As coisas começam a entrar em foco aos poucos, como se ela estivesse sendo lentamente puxada de uma névoa densa. A claridade gera um pequeno desconforto às íris mais sensíveis do que o habitual, e Maura reflexivamente tenta levantar o braço a fim de bloquear a trajetória da luz, apenas para perceber que não pode fazer isso, visto que dito braço está conectado a um tubo médico.
É aí que ela se lembra do motivo de se sentir desse jeito: o processo de recuperação pós-nefrectomia.
Na poltrona em frente à maca, Jane acorda subitamente do cochilo, como se sentisse o exato momento em que Maura abriu os olhos.
–Hey, você acordou! – diz a morena, enquanto se aproxima da outra, segurando levemente uma das mãos da legista entre as suas.
–Conseguiram? Ela conseguiu? – mesmo Maura não estando tão coerente quanto o normal, a detetive sabe do que ela está falando.
–Sim, Maura, o transplante foi um sucesso. Como você está se sentindo?
–Como se faltasse um pedaço de mim. – respondeu a loira, um pequeno sorriso nos lábios.
Jane não pode evitar, e sorri também.
–Parece que você está um pouco mais engraçada que o habitual.
–Você está linda como sempre. — Maura retruca, o sorriso bobo ainda no rosto. – Eu amo você, sabia?
–Eu amo você, também. – responde a morena, sorrindo.
–Não, não. – Maura balança a cabeça veementemente de um lado para o outro, as ondas douradas do cabelo movimentando-se preguiçosas. – Eu amo você, Jane, entende o que eu quero dizer? – as palavras saem num ritmo mais lento do que o habitual, como se a legista estivesse tendo de fazer um esforço consciente para se expressar.
Jane para por um momento, e então se inclina para a frente, depositando um beijo na testa da loira. – Eu sei.
–Sabe mesmo? – Maura tenta lutar contra os analgésicos que a puxam de volta para o limbo do sono. Jane aperta a mão da loira entre as suas, e, quando fala, seu rosto está milímetros à frente do de Maura.
–Claro que sei, sua boba.
–Bom. – Maura se permite afundar um pouco mais no travesseiro, ficar um pouco mais sonolenta. – Porque eu vou me lembrar disso quando acordar.
–Espero que sim. Se bem que eu não esperaria outra coisa de você.
–Tenho certeza que vou lembrar.
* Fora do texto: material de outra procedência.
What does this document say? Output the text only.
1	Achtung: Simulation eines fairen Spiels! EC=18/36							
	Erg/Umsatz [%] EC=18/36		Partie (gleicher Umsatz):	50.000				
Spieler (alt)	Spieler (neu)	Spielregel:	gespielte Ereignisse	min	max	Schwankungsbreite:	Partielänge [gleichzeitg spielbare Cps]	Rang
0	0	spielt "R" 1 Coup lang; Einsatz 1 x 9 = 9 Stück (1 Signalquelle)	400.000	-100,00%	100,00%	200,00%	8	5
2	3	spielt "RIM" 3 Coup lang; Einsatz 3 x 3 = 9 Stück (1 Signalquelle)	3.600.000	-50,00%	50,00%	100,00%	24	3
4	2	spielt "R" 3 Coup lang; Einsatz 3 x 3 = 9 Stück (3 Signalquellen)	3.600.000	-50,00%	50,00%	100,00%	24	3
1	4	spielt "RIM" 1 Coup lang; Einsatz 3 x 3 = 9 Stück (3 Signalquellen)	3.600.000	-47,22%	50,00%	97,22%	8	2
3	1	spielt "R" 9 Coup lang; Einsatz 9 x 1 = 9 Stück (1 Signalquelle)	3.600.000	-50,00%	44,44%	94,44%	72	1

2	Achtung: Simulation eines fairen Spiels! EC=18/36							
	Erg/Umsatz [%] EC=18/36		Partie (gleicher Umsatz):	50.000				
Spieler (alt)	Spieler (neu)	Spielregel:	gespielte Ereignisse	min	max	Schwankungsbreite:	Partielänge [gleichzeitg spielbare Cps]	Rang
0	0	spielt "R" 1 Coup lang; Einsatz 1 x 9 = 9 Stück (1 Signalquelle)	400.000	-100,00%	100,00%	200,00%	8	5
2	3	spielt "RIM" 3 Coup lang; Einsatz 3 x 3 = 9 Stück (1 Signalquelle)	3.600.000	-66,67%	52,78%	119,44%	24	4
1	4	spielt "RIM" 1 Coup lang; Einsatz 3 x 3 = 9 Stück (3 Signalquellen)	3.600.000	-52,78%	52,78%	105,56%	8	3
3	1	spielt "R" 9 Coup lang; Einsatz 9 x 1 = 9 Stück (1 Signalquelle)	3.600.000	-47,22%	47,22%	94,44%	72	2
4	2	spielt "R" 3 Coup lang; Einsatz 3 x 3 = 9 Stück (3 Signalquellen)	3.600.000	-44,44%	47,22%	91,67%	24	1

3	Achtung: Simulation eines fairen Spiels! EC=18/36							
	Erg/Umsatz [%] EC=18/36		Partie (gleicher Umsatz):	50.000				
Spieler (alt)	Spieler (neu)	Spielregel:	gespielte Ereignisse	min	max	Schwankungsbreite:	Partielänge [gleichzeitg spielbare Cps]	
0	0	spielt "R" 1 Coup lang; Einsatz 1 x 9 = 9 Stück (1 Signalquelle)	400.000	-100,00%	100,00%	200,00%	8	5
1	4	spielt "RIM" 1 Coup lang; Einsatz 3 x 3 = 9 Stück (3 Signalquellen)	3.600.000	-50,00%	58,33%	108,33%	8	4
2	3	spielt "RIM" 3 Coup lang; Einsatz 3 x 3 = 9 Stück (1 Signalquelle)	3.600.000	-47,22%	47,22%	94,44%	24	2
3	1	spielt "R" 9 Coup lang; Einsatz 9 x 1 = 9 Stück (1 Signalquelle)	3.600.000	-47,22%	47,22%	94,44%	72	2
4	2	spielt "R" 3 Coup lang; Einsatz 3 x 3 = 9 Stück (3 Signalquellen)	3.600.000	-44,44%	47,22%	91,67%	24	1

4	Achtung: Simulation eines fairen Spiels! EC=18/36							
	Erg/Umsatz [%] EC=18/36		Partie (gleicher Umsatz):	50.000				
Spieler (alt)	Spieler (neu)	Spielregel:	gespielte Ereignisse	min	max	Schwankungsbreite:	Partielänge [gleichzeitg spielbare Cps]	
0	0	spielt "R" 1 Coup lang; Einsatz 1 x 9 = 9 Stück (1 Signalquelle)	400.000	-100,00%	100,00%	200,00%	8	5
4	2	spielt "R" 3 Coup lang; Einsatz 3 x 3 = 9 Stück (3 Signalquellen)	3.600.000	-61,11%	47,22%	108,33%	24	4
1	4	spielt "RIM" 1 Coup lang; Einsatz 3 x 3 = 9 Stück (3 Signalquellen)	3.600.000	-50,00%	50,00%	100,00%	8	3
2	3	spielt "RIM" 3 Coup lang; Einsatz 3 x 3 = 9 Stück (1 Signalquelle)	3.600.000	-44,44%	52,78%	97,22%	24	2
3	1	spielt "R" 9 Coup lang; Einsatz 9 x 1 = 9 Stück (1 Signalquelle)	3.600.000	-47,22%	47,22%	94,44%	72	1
Até porque nós teremos um encontro de quatro a seis semanas a partir de hoje, dependendo do meu ritmo de recuperação. – Maura diz, e abre um olho apenas o suficiente para estabelecer contato com as orbes castanhas à sua frente. – Fica aqui comigo?
Jane arrasta sua cadeira um pouco mais para perto da maca, e, com a outra mão, coloca algumas mechas douradas rebeldes atrás da orelha da legista, enquanto sorri em sua direção.
–Não há nenhum outro lugar em que eu queira mais estar.